Watch This offers movie recommendations inspired by new releases, premieres, current events, or occasionally just our own inscrutable whims. This week: The Janelle Monáe thriller Antebellum was supposed to hit theaters. In its absence, we’re looking back at films starring musicians.
For anyone who came of age during the alternative rock onslaught of the early ’90s, it was hard to picture Courtney Love as a movie star. True, the lead singer and guitarist of grunge-turned-glitzy-pop-rock band Hole had a few film credits to her name, thanks to brief appearances in punk auteur Alex Cox’s Sid & Nancy and Straight To Hell. But those performances were as rough and proudly unvarnished as the films themselves. With a very public history of heroin use and an outspoken, unapologetically disheveled demeanor, the notion that the artist could sublimate her own rambunctious impulses long enough to commit to an entire film performance seemed as plausible as Hootie And The Blowfish headlining the Warped Tour.
But after husband Kurt Cobain’s death, Love began an overhaul of her image. She transformed herself for the big screen with small but well-performed roles in arthouse hit Basquiat and studio romance Feeling Minnesota. Then she was cast as the third lead, opposite Woody Harrelson and Ed Norton, in Milos Forman’s The People Vs. Larry Flynt, and suddenly the idea of Love as a movie star didn’t seem so strange. The film is a breezy delight, and so is her performance, which earned the rocker a Golden Globe nomination and heaps of critical praise.
Fusing Forman’s commercially minded sensibility he brought to his American films with an almost Altman-esque strategy of cutting from sequence to sequence over roughly 15 years of history, the film follows the life of Hustler magazine founder Larry Flynt (Harrelson). After a brief snippet of his childhood, we watch Flynt as he meets the love of his life, Althea Leasure (Love), founds the magazine, becomes a millionaire, and winds up an unlikely poster child for free-speech activism—a crusade at once righteous, lucrative, and self-promoting. All the while, of course, the porn impresario and his wife enjoy a never-ending party of devoutly polyamorous sex and drugs—a hedonistic lifestyle that ended in tragedy for Althea.

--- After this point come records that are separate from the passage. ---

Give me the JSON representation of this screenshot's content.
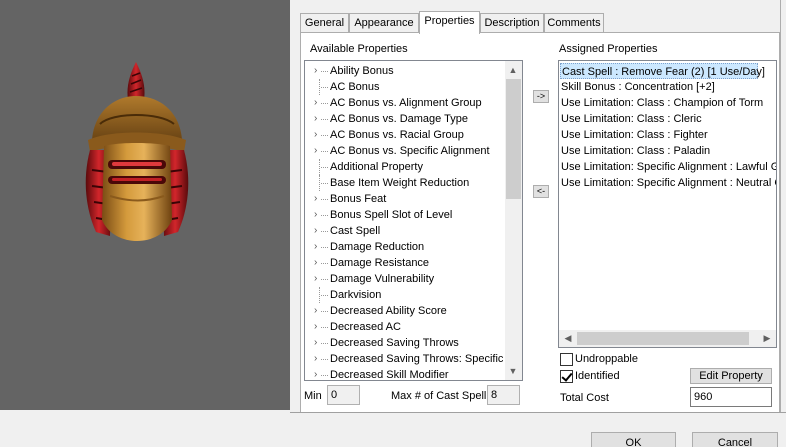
{
  "tabs": [
    {
      "label": "General"
    },
    {
      "label": "Appearance"
    },
    {
      "label": "Properties"
    },
    {
      "label": "Description"
    },
    {
      "label": "Comments"
    }
  ],
  "available": {
    "label": "Available Properties",
    "items": [
      {
        "label": "Ability Bonus",
        "expandable": true
      },
      {
        "label": "AC Bonus",
        "expandable": false
      },
      {
        "label": "AC Bonus vs. Alignment Group",
        "expandable": true
      },
      {
        "label": "AC Bonus vs. Damage Type",
        "expandable": true
      },
      {
        "label": "AC Bonus vs. Racial Group",
        "expandable": true
      },
      {
        "label": "AC Bonus vs. Specific Alignment",
        "expandable": true
      },
      {
        "label": "Additional Property",
        "expandable": false
      },
      {
        "label": "Base Item Weight Reduction",
        "expandable": false
      },
      {
        "label": "Bonus Feat",
        "expandable": true
      },
      {
        "label": "Bonus Spell Slot of Level",
        "expandable": true
      },
      {
        "label": "Cast Spell",
        "expandable": true
      },
      {
        "label": "Damage Reduction",
        "expandable": true
      },
      {
        "label": "Damage Resistance",
        "expandable": true
      },
      {
        "label": "Damage Vulnerability",
        "expandable": true
      },
      {
        "label": "Darkvision",
        "expandable": false
      },
      {
        "label": "Decreased Ability Score",
        "expandable": true
      },
      {
        "label": "Decreased AC",
        "expandable": true
      },
      {
        "label": "Decreased Saving Throws",
        "expandable": true
      },
      {
        "label": "Decreased Saving Throws: Specific",
        "expandable": true
      },
      {
        "label": "Decreased Skill Modifier",
        "expandable": true
      }
    ]
  },
  "assigned": {
    "label": "Assigned Properties",
    "items": [
      {
        "label": "Cast Spell : Remove Fear (2) [1 Use/Day]",
        "selected": true
      },
      {
        "label": "Skill Bonus : Concentration [+2]",
        "selected": false
      },
      {
        "label": "Use Limitation: Class : Champion of Torm",
        "selected": false
      },
      {
        "label": "Use Limitation: Class : Cleric",
        "selected": false
      },
      {
        "label": "Use Limitation: Class : Fighter",
        "selected": false
      },
      {
        "label": "Use Limitation: Class : Paladin",
        "selected": false
      },
      {
        "label": "Use Limitation: Specific Alignment : Lawful Go",
        "selected": false
      },
      {
        "label": "Use Limitation: Specific Alignment : Neutral Go",
        "selected": false
      }
    ]
  },
  "buttons": {
    "add": "->",
    "remove": "<-",
    "edit_property": "Edit Property",
    "ok": "OK",
    "cancel": "Cancel"
  },
  "options": {
    "undroppable": {
      "label": "Undroppable",
      "checked": false
    },
    "identified": {
      "label": "Identified",
      "checked": true
    }
  },
  "fields": {
    "min_label": "Min",
    "min_value": "0",
    "max_label": "Max # of Cast Spell",
    "max_value": "8",
    "total_cost_label": "Total Cost",
    "total_cost_value": "960"
  },
  "colors": {
    "preview_bg": "#646464",
    "selection_bg": "#cce8ff",
    "helmet_gold": "#c7892e",
    "plume_red": "#c0151c"
  }
}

While the film’s ostensible focus is Flynt’s idiosyncratic legal battles over the First Amendment, Forman—like the man whose life he was dramatizing—was captivated by Althea. And it’s not hard to see why: Love brings the wily and unpredictable energy of her public image to the role. Even during morning brainstorming sessions inside the Hustler offices, there’s a mischievous glint in Althea’s eyes, an almost dangerous sense that she was capable of anything. An early scene establishes that, despite the melancholy ending (Leasure would drown in a bathtub, after years of AIDS-related illness, in 1987), this isn’t going to be a pity party for Althea, another tale of a woman whose man turns on her after success spoils him. On Althea’s birthday, while the two are sitting in the run-down offices where Hustler was born, Harrelson’s Flynt fires some misdirected ire in Althea’s direction, telling her the special day doesn’t give her permission to “act like a bitch” and even slapping her. Althea erupts: “Don’t you ever fuckin’ hit me!” she yells, threatening to walk out the door for good. Flynt is instantly cowed, realizing that his behavior will have to change if he wants to keep this woman in his life. It plays like someone flipped a switch inside the usually ambling and easygoing woman—Love, all volcanic intensity, makes it clear that for all the character’s loose comic energy, that ferocity is always just below the surface.
The movie suffers a bit from the usual biopic choppiness, but Forman leans into it, keeping a lively sense of pacing despite the two-plus hour running time. And the film never asks you to pick Flynt’s side, merely the side of constitutionally protected free speech. “I’m not trying to convince you that you should like what Larry Flynt does—I don’t like what Larry Flynt does,” Norton’s crusading lawyer tells a courtroom. The publisher remains a figure of distant fascination, a complex fusion of open-hearted generosity and odious, megalomaniacal sexism. But Love is the mesmerizing center of the tale, whether portraying the early years or the drug-addled final months of Leasure’s life. It’s unfortunate that her big-screen career didn’t really take off from here—she’s been close to this compelling only once since, in another Forman biopic, Man On The Moon. (Though she has kept busy with guest roles in TV shows like Empire and Sons Of Anarchy this past decade.) But it’s no coincidence that after a rousing Supreme Court climax, Forman’s film ends with Flynt alone, in his bedroom, watching home movies of Althea. The best part of his story (and his biopic) was her.